Pakaian budaya ditinggalkan sebab tidak mencerminkan ajaran agama tentang batas aurat. Pakaian budaya tidak mendapat panggung untuk mempromosikan diri. Identitas bangsa digadaikan oleh nilai-nilai agama puritan. Perang argumen sudah menjadi budaya baru yang sudah jauh dari budaya asli bangsa. Cacian, makian, umpatan atas nama agama semakin nyaring terdengar. Agama sudah tidak lagi berbudaya.

Mencari Solusi

Masifnya gerakan Islam puritan dan budaya ketersinggungan menjadi pekerjaan rumah yang berat bagi pemerintah. Namun, potensi pecah belah bangsa harus dijadikan tanggung jawab semua pihak. Kemajuan bangsa tidak hanya dinilai dari seberapa tinggi investasi dalam negeri, namun juga seberapa konsisten menjaga romantisme agama dan budaya dalam bingkai kebinekaan.
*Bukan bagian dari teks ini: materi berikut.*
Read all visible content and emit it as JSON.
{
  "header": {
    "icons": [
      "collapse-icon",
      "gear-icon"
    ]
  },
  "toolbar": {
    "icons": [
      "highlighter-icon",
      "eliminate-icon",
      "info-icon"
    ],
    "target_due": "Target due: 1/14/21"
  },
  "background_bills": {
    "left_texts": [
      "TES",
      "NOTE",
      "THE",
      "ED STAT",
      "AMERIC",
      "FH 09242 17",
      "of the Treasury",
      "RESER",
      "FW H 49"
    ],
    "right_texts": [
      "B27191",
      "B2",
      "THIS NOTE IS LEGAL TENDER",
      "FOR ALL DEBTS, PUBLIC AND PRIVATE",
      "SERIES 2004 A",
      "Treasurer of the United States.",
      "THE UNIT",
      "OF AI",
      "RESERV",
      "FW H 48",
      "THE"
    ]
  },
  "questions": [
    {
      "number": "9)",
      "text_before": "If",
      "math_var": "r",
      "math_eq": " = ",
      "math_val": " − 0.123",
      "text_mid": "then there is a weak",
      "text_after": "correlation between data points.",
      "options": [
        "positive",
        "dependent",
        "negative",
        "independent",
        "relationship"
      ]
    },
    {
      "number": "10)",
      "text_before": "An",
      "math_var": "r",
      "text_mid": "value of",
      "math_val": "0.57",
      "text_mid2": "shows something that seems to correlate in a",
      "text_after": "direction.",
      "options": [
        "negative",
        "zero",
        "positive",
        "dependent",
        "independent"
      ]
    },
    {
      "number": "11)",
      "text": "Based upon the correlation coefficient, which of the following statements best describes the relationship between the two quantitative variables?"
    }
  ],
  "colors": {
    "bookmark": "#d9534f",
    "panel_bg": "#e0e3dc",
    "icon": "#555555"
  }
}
Konflik di Timur Tengah seharusnya bisa dijadikan pelajaran tentang bahaya agama dijadikan alat untuk berpolitik (berkuasa). Potensi sumber daya alam dan laut Indonesia sangat besar untuk memakmurkan seluruh masyarakat. Kesejahteraan akan menjamin adanya keadilan sesuai yang dicita-citakan bangsa Indonesia. Namun, risiko perang saudara sangat mungkin terjadi sebagai strategi menguasai melimpahnya sumber daya di Indonesia. Menciptakan isu nasioanl yang berpotensi menjadi konflik dan peperangan.
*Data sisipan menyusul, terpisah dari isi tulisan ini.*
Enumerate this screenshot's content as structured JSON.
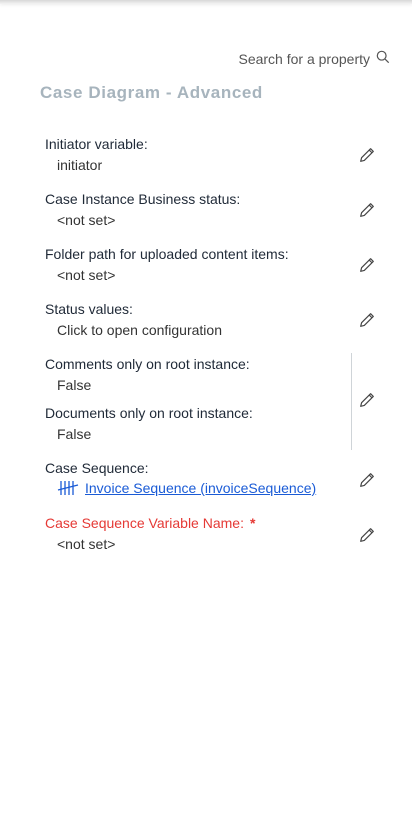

Masyarakat harus kembali mengagamakan budaya dan membudayakan agama seperti sedia kala. Mengedepankan nilai-nilai kemanusiaan dengan sikap moderat. Tidak mudah terprovokasi dan tersulut emosi menerima informasi yang belum tentu kebenarannya. Kecerdasan sebab melimpahnya informasi harus diimbangi dengan sikap kebijaksanaan dalam bersikap.

Agama adalah aspek fundamental bagi manusia, namun juga bisa menjadi malapetaka jika tidak mampu menguasainya. Agama harus dikembalikan sesuai ruhnya, tidak hanya sebatas manipulatif pakaian dan pergerakan atas nama Tuhan. Esensi dalam beragama adalah kemampuan memanusiakan manusia yang sudah tercermin dalam budaya bangsa Indonesia untuk disakralkan dalam Pancasila.
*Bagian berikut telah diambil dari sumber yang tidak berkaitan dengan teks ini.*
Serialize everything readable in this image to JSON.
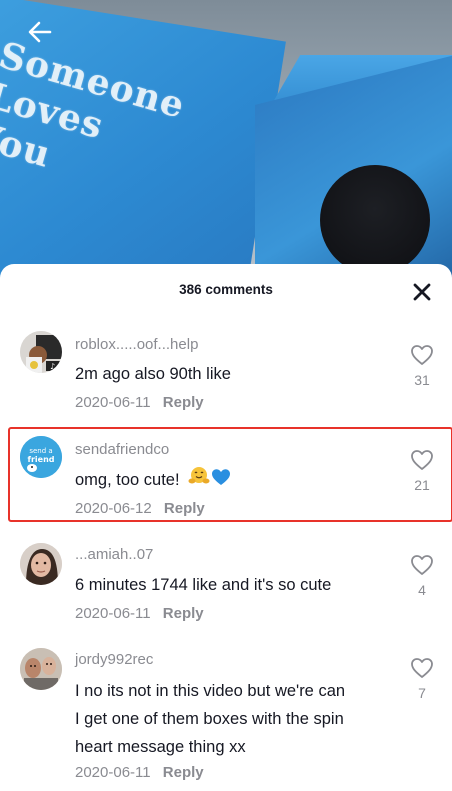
{
  "header": {
    "comments_count": "386 comments"
  },
  "comments": [
    {
      "username": "roblox.....oof...help",
      "text": "2m ago also 90th like",
      "date": "2020-06-11",
      "reply_label": "Reply",
      "likes": "31"
    },
    {
      "username": "sendafriendco",
      "text": "omg, too cute!",
      "date": "2020-06-12",
      "reply_label": "Reply",
      "likes": "21",
      "avatar_text_line1": "send a",
      "avatar_text_line2": "friend"
    },
    {
      "username": "...amiah..07",
      "text": "6 minutes 1744 like and it's so cute",
      "date": "2020-06-11",
      "reply_label": "Reply",
      "likes": "4"
    },
    {
      "username": "jordy992rec",
      "text_lines": [
        "I no its not in this video but we're can",
        "I get one of them boxes with the spin",
        "heart message thing xx"
      ],
      "date": "2020-06-11",
      "reply_label": "Reply",
      "likes": "7"
    }
  ],
  "video": {
    "box_text_lines": [
      "Someone",
      "Loves",
      "You"
    ]
  },
  "colors": {
    "highlight": "#e8332a",
    "box_blue": "#3fa1e0"
  },
  "icons": [
    "back-arrow-icon",
    "close-icon",
    "heart-outline-icon",
    "hugging-face-emoji",
    "blue-heart-emoji"
  ]
}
Peran pemerintah juga perlu mendapat perhatian agar tidak hanya berfokus pada pendapatan negara, namun juga harus mampu menjaga persatuan. Jangan sampai agama dan budaya yang seharusnya dijadikan pondasi kemajuan bangsa malah diprovokasi oleh tokoh dari pemerintahan itu sendiri. Pemerintah harus selalu memposisikan sebagai orang tua yang mengasuh dan menasehati anaknya yang berbeda cara pandang menyikapi sebuah kejadian.

Agama dan budaya memang punya peran strategis menjaga wibawa bangsa, namun instrumen lain harus juga meningkatkan kredibilitas lembaganya. Mulai dari penegakan hukum, keadilan, dan ketimpangan sosial. Agama adalah jiwa bangsa dan tubuhnya adalah budaya. Politik, sosial, hukum, ekonomi adalah pakaian yang menghiasai kehidupan yang ideal.